I can hardly contain my excitement.
The teacher's desire to perform. Yes. The fact is, they have a captive audience, and like David Brent, they feel a desire to entertain. They envy the headmaster, because he gets the whole school at every morning assembly, and all they get is thirty disinterested oiks and the chance of playing piano at the school carol concert. They know it's their own fault for listening at school, going to university and finding a proper job instead of slacking off and joining a band.
One of my teacher friends - known as The Other Alistair - is a classic example of this sad state of affairs. A natural showman, he never got his big break, so he is reduced to teaching science to teenagers. Teenagers, who arrive in class to see Other Alistair in a rubber wetsuit, sitting in a tin bath.

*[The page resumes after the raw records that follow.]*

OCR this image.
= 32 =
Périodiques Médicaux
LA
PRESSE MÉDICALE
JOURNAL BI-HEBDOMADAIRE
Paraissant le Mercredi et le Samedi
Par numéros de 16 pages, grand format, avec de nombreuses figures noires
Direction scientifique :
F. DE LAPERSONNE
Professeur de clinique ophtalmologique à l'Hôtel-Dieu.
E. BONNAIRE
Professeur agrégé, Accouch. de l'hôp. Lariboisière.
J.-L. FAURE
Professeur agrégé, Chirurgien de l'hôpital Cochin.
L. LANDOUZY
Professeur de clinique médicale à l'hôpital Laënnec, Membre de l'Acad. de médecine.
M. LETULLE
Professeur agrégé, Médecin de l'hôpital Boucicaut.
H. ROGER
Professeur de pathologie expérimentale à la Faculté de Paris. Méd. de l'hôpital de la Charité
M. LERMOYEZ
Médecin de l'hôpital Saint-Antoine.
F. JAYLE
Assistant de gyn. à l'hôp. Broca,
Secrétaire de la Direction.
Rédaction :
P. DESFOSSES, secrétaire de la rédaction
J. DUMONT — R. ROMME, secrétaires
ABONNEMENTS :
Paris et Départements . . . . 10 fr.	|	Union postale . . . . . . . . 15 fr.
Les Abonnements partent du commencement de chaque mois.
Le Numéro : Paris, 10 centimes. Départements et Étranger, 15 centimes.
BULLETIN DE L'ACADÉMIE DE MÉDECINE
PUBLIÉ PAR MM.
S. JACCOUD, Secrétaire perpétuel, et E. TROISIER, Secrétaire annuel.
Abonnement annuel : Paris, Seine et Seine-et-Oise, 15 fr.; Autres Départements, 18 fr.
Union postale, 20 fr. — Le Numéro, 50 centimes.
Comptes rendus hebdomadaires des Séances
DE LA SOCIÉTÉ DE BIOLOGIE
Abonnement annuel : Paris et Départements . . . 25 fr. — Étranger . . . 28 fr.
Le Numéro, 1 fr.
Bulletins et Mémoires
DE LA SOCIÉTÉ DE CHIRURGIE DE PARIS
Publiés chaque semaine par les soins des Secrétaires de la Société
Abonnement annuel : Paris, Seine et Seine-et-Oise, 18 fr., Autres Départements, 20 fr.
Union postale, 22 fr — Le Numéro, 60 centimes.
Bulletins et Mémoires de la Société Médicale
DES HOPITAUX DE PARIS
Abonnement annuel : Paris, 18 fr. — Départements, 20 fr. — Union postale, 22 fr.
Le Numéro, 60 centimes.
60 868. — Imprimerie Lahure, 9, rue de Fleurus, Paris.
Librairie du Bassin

"Today, I shall be talking about water displacement."
And with that he is fully immersed in freezing cold water.
Still, teaching's not so bad. Entertainment isn't all it's cracked up to be. Nobody should be involved with any profession that uses the phrase "Ladies and Gentlemen, boys and girls". It's up there with "Do you want to go large on that?" for tell-tale signs your life has gone horribly, horribly wrong.